Illumination Reticles: To support arbitrary scenes, one idea is to modify the Helmholtz stereoscopic setup and introduce an aperture to the light source. By matching the size and shape of sensor and illumination aperture, both camera and illumination have same field of view which can be a definition of boundary for generic scenes. Figure 8d shows the rectangular reticle pattern installed in between an object lens, and images with projected vertical lines. Subsidiary, a pseudo camera aperture pattern is overlying by a dotted line. Illumination reticle and camera aperture clarify the boundary condition for integration in each line. A projected light for left view defines a boundary condition on the left-hand, and corresponding boundary on the right-hand is defined by pseudo camera aperture pattern. For the right view, it is the other way around. The disparity of background and foreground can be estimated together, however, some artifacts are visible in the disparity map (shown in the lower right of Fig. 8d.). The reason for the occlusion artifacts is explained in Sect. 2.5.

4 Conclusion

In this paper, our interest is to discuss the limits and principal problems of perspective Helmholtz stereopsis, in particular for challenging border cases such as no-texture, occlusion and stable boundary conditions for general scenes, e.g. a plain white unbounded wall or surface with specular reflections. As Helmholtz stereopsis is based on a PDE, boundary condition and noise propagation are fundamental key issues. We have extended Helmholtz stereopsis to the perspective imaging case and proposed a solution approach of the resulting differential equation based on energy conservation. By introducing an illumination aperture we are able to provide stable boundary conditions for unbounded surfaces to capture the depth profile of the scene.
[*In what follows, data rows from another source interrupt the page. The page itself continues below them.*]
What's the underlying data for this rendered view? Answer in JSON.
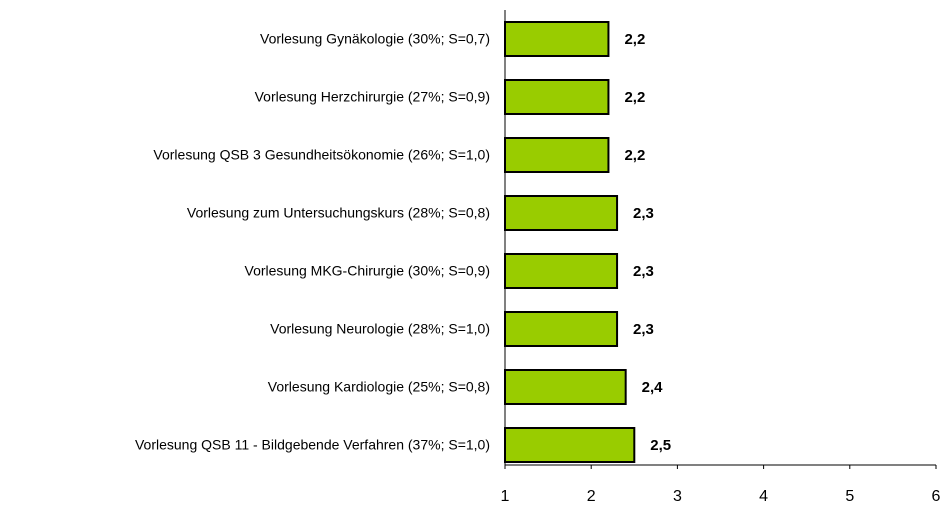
{
  "chart_data": {
    "type": "bar",
    "orientation": "horizontal",
    "categories": [
      "Vorlesung Gynäkologie (30%; S=0,7)",
      "Vorlesung Herzchirurgie (27%; S=0,9)",
      "Vorlesung QSB 3 Gesundheitsökonomie (26%; S=1,0)",
      "Vorlesung zum Untersuchungskurs (28%; S=0,8)",
      "Vorlesung MKG-Chirurgie (30%; S=0,9)",
      "Vorlesung Neurologie (28%; S=1,0)",
      "Vorlesung Kardiologie (25%; S=0,8)",
      "Vorlesung QSB 11 - Bildgebende Verfahren (37%; S=1,0)"
    ],
    "values": [
      2.2,
      2.2,
      2.2,
      2.3,
      2.3,
      2.3,
      2.4,
      2.5
    ],
    "value_labels": [
      "2,2",
      "2,2",
      "2,2",
      "2,3",
      "2,3",
      "2,3",
      "2,4",
      "2,5"
    ],
    "color": "#99cc00",
    "xlim": [
      1,
      6
    ],
    "xticks": [
      1,
      2,
      3,
      4,
      5,
      6
    ],
    "grid": false
  }
}
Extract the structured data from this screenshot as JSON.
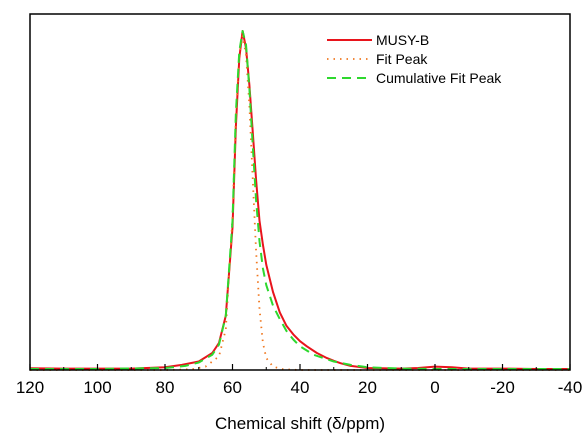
{
  "chart_data": {
    "type": "line",
    "title": "",
    "xlabel": "Chemical shift (δ/ppm)",
    "ylabel": "",
    "xlim": [
      120,
      -40
    ],
    "ylim": [
      0,
      1.05
    ],
    "x_reversed": true,
    "x_ticks": [
      120,
      100,
      80,
      60,
      40,
      20,
      0,
      -20,
      -40
    ],
    "y_ticks_shown": false,
    "grid": false,
    "legend_position": "top-right",
    "series": [
      {
        "name": "MUSY-B",
        "style": "solid",
        "color": "#e8141c",
        "x": [
          120,
          110,
          100,
          90,
          80,
          75,
          70,
          66,
          64,
          62,
          60,
          59,
          58,
          57,
          56,
          55,
          54,
          53,
          52,
          51,
          50,
          48,
          46,
          44,
          42,
          40,
          38,
          35,
          32,
          30,
          28,
          25,
          20,
          10,
          5,
          0,
          -5,
          -10,
          -20,
          -30,
          -40
        ],
        "y": [
          0.005,
          0.004,
          0.004,
          0.004,
          0.008,
          0.015,
          0.025,
          0.05,
          0.08,
          0.16,
          0.42,
          0.72,
          0.92,
          1.0,
          0.95,
          0.84,
          0.7,
          0.56,
          0.44,
          0.37,
          0.31,
          0.23,
          0.17,
          0.13,
          0.105,
          0.085,
          0.07,
          0.05,
          0.035,
          0.027,
          0.02,
          0.012,
          0.006,
          0.004,
          0.006,
          0.01,
          0.008,
          0.004,
          0.004,
          0.003,
          0.003
        ]
      },
      {
        "name": "Fit Peak",
        "style": "dotted",
        "color": "#f07820",
        "x": [
          120,
          80,
          72,
          68,
          64,
          62,
          60,
          59,
          58,
          57,
          56,
          55,
          54,
          53,
          52,
          51,
          50,
          48,
          45,
          40,
          20,
          -40
        ],
        "y": [
          0,
          0,
          0.002,
          0.01,
          0.04,
          0.12,
          0.45,
          0.75,
          0.93,
          0.985,
          0.93,
          0.78,
          0.56,
          0.35,
          0.18,
          0.08,
          0.035,
          0.01,
          0.002,
          0,
          0,
          0
        ]
      },
      {
        "name": "Cumulative Fit Peak",
        "style": "dashed",
        "color": "#2ed82e",
        "x": [
          120,
          100,
          80,
          74,
          70,
          66,
          64,
          62,
          60,
          59,
          58,
          57,
          56,
          55,
          54,
          53,
          52,
          51,
          50,
          48,
          46,
          44,
          42,
          40,
          36,
          30,
          25,
          20,
          10,
          0,
          -20,
          -40
        ],
        "y": [
          0.003,
          0.003,
          0.006,
          0.012,
          0.022,
          0.045,
          0.075,
          0.16,
          0.44,
          0.76,
          0.94,
          1.0,
          0.96,
          0.83,
          0.66,
          0.5,
          0.38,
          0.3,
          0.25,
          0.19,
          0.15,
          0.115,
          0.09,
          0.07,
          0.045,
          0.025,
          0.015,
          0.008,
          0.004,
          0.003,
          0.003,
          0.003
        ]
      }
    ]
  }
}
The disparity estimation is robust with respect to depth discontinuities and object occlusion. However, an open problem is the visibility ordering problem in case of occlusion. The shadow cast by a occluding object may cause a change of object order between reciprocal image pairs. Without additional assumptions to match corresponding object segments, this leads to disparity mismatches. The fusion with stereo matching is one possible approach to obtain stable boundary conditions.

In the shown examples we only utilized the Helmholtz conditions and did not impose any regularizing constraints on the surface. When texture is present and smoothness assumptions can be imposed on the surface, fusion approaches such as proposed by Zickler [4] are preferable. Regularization may also help to solve issues with respect to occlusion order.

Helmholtz stereopsis is well suited for combination with structured light or fringe projection methods. Error propagation due to imaging noise and calibration errors may be reduced by using an illumination grating for scene segmentation and using partial integration for depth recovery. While structured light provides a high level of depth accuracy, its depth resolution is limited by the resolution capabilities of the pattern projector. Combining Helmholtz stereopsis with structured light allows to maintain a defined depth accuracy at a depth resolution close to the resolution limit of the imaging device.